First up, from writer Stephanie Williams and artist Pablo Collar, Any Given Smile puts a football-themed twist on Parker Finn’s successful Smile movie franchise.
The five-part limited series is “set in January 1995, during the American Arena League football championship game in St. Augustine, Florida. The rising superstar of the Sharks, backup quarterback Dupree, is feeling the pressure from his teammates, the fans, and also the city’s gambling underworld, to whom he owes a considerable debt. Meanwhile, a sports journalist investigates a string of suicides that may be connected to the big game. At the very least, they are connected to a sinister entity that preys on the minds of its victims.”
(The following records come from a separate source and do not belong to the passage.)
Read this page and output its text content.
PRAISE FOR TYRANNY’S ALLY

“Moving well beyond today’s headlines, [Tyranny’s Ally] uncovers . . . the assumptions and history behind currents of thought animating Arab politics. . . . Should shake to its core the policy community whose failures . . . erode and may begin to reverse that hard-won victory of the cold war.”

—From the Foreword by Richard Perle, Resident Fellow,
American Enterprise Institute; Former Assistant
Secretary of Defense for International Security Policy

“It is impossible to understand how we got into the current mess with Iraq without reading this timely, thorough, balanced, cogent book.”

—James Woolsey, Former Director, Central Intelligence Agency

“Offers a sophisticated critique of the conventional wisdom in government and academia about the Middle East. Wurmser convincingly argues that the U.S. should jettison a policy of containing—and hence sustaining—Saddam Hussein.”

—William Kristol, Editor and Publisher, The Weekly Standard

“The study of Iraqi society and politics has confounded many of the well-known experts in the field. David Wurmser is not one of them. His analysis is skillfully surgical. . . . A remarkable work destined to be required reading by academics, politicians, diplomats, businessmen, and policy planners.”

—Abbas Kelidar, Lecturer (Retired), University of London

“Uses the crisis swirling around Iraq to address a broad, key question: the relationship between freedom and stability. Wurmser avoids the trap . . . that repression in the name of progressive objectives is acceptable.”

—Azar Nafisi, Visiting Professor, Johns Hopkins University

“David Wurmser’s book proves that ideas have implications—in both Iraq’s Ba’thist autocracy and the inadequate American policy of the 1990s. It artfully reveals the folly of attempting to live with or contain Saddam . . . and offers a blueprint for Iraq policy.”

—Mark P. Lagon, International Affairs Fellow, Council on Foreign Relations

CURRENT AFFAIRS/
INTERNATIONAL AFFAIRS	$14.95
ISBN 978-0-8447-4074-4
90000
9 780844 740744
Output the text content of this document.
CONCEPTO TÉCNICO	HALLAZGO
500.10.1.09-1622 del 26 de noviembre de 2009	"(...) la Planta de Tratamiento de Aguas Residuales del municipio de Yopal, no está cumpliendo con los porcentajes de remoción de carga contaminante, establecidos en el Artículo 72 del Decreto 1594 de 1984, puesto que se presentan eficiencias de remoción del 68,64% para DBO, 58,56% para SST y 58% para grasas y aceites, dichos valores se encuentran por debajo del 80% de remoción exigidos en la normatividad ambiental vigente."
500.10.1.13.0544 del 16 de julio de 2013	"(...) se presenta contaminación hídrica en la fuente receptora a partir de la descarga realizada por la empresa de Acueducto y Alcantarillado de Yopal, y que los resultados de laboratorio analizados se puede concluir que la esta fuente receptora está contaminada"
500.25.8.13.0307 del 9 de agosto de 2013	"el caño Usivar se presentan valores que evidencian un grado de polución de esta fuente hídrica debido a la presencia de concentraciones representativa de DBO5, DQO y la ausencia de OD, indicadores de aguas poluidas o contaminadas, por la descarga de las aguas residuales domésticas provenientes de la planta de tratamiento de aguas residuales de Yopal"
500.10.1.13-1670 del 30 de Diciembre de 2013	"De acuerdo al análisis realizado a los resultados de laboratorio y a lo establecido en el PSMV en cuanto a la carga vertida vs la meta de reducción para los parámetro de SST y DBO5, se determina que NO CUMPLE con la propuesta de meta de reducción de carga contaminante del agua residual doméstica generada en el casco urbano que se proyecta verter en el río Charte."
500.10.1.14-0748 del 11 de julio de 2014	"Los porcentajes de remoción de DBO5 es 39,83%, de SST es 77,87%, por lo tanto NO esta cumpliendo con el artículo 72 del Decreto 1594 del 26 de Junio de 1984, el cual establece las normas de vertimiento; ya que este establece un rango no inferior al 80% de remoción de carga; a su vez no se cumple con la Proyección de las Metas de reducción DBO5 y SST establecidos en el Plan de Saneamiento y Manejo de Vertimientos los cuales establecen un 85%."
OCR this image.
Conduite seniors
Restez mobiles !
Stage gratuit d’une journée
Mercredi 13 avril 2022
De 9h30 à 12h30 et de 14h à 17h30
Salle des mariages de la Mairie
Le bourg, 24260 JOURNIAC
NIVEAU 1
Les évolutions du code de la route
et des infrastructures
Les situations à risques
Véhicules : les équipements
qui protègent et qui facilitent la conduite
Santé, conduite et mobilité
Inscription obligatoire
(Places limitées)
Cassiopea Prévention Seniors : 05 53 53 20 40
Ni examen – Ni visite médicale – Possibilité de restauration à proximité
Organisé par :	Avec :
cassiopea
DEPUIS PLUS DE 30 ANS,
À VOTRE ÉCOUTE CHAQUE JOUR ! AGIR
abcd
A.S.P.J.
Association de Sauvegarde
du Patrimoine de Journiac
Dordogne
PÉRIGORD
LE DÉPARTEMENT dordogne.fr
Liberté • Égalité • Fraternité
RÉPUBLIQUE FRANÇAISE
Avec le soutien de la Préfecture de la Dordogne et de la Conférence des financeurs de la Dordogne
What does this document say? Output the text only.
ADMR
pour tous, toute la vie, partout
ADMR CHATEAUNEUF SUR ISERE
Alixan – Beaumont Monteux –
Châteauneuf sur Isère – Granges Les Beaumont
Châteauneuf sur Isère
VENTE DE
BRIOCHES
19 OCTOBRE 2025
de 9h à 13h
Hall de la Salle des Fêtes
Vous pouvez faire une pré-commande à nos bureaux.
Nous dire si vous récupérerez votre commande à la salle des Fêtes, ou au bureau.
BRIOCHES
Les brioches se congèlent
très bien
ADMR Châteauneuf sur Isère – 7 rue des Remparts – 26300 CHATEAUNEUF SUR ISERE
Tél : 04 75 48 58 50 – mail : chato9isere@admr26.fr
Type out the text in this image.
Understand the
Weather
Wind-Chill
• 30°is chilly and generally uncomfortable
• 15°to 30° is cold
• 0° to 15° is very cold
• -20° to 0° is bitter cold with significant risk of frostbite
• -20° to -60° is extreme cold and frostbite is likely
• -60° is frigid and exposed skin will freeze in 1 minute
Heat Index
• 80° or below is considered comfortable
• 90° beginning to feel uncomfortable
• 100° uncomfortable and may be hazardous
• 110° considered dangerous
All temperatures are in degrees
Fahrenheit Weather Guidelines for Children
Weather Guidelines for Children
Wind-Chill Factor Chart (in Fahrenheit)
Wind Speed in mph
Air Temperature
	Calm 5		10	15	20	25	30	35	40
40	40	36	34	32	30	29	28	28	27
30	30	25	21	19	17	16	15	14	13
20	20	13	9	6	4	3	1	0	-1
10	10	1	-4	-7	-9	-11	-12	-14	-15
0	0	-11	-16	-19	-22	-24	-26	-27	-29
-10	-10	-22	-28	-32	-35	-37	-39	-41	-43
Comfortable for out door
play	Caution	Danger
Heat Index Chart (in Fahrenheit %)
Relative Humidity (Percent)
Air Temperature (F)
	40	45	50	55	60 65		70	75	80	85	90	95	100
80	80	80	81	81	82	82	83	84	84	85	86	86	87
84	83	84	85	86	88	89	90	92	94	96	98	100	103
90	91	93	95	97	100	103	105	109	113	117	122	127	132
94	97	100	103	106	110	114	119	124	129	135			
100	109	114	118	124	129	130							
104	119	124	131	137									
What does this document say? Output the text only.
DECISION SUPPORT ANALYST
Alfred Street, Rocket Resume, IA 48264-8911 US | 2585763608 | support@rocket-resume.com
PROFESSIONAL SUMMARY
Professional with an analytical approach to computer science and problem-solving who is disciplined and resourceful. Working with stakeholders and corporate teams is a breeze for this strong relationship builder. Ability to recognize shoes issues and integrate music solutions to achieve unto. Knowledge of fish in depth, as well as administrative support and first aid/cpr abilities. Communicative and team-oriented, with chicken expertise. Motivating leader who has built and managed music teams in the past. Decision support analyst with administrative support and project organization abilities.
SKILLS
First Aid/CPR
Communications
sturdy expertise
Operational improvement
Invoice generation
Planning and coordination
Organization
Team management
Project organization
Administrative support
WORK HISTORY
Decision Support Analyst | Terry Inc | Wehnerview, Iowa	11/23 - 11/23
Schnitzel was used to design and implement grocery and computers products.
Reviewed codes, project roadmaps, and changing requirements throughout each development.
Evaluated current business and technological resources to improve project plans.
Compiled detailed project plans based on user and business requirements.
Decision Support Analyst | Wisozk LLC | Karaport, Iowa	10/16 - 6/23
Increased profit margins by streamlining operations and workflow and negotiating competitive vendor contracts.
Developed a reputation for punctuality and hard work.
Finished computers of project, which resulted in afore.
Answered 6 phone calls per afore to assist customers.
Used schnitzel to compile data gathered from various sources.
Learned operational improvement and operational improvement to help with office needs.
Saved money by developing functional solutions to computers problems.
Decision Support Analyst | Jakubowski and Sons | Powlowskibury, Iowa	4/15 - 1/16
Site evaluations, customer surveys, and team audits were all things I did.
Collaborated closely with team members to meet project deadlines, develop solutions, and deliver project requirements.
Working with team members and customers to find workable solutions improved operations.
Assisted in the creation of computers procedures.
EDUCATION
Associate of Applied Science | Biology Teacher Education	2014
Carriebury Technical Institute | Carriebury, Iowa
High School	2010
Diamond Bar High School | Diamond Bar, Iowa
From writer Declan Shalvey and artist Luke Sparrow, A Quiet Place: Rising Tides will also be a five-issue limited story. The comic book tale “brings the creatures to the Florida Keys, where a father-daughter duo attempt to survive on water in a houseboat.”
EW further details, “This tense family reunion coincides with the arrival of the vicious creatures that hunt through sound. Grace and her dad find safety on the open ocean, but she’ll have to make landfall sooner or later; the father’s oxygen tank and their supplies are running low, while a hurricane swiftly approaches.”